After a delay, Can-Fite digs into subpopulation data as liver cancer drug fails to hit primary endpoint

Israeli flag
The Israeli company's shares were hit hard after the news broke. (Tiia Monto/CC BY-SA 3.0)

Israeli biotech Can-Fite missed the primary endpoint in a midstage test of its experimental late-stage liver cancer drug namodenoson.

The FDA fast-tracked drug was seeking to achieve a boost in median overall survival across 78 patients with varying forms of advanced liver cancer, but in top-line data published today, the biotech said it failed to meet this primary endpoint.

But this has not dissuaded Can-Fite, which dug deep into the data and found a subpopulation of 56 patients using namodenoson (n = 34) that had a median overall survival of 6.8 months, versus 4.3 months in the placebo group (n = 22).

The biotech added that for this subgroup of patients, progression-free survival was 3.5 months for the namodenoson-treated group, versus 1.9 months in the placebo group.

The biotech also said that all nine patients with the most severe form of liver cancer in the test were randomly assigned to the namodenoson treatment group, a fact “which has distorted the results in the whole population,” it complained.

It said that the data, while a failure, still “strongly supported the progression into phase 3.”

“We are encouraged by the advantage shown by namodenoson in the CPB7 HCC population, a group for which there are no drugs with proven effectiveness,” said Pnina Fishman, Ph.D., CEO of Can-Fite. “Since namodenoson has a favorable safety profile and shows no evidence of hepatotoxicity, it may possess a unique therapeutic index in this high-need population. Given that namodenoson has been granted Fast Track status by the FDA, we look forward to engaging regulatory authorities in a dialog at the earliest opportunity.”

Despite trying to dig out the positive, Can-Fite shares were halved premarket on the NYSE, before settling at being around 33% down. It was down 26% on its local stock exchange in Tel Aviv.

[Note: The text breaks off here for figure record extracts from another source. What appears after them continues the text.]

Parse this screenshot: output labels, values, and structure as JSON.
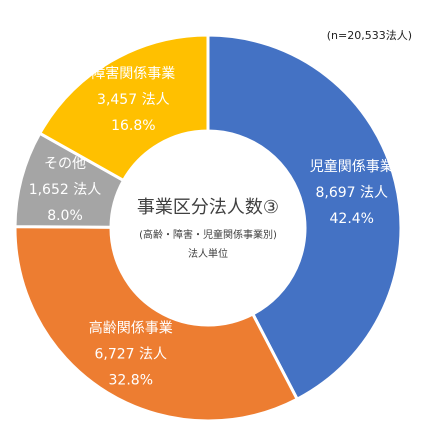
{
  "chart_data": {
    "type": "donut",
    "title": "事業区分法人数③",
    "subtitle": "(高齢・障害・児童関係事業別)",
    "unit_note": "法人単位",
    "annotation": "(n=20,533法人)",
    "categories": [
      "児童関係事業",
      "高齢関係事業",
      "その他",
      "障害関係事業"
    ],
    "values": [
      8697,
      6727,
      1652,
      3457
    ],
    "value_labels": [
      "8,697 法人",
      "6,727 法人",
      "1,652 法人",
      "3,457 法人"
    ],
    "percents": [
      42.4,
      32.8,
      8.0,
      16.8
    ],
    "percent_labels": [
      "42.4%",
      "32.8%",
      "8.0%",
      "16.8%"
    ],
    "colors": [
      "#4472c4",
      "#ed7d31",
      "#a5a5a5",
      "#ffc000"
    ]
  }
}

The A3 adenosine receptor agonist was originated by researchers at the National Institutes of Health. Last summer, Can-Fite delayed publication of the data from this trial, saying at the time that the delay was due to “the unexpected longevity of patients enrolled into this trial,” according to its medical director, Michael Silverman, M.D.

The drug is also in trials for nonalcoholic steatohepatitis, a common noncancerous liver disease with no FDA-approved treatments, as well as earlier-stage studies in colon, prostate and skin cancer. The NASH study is due to generate results this year.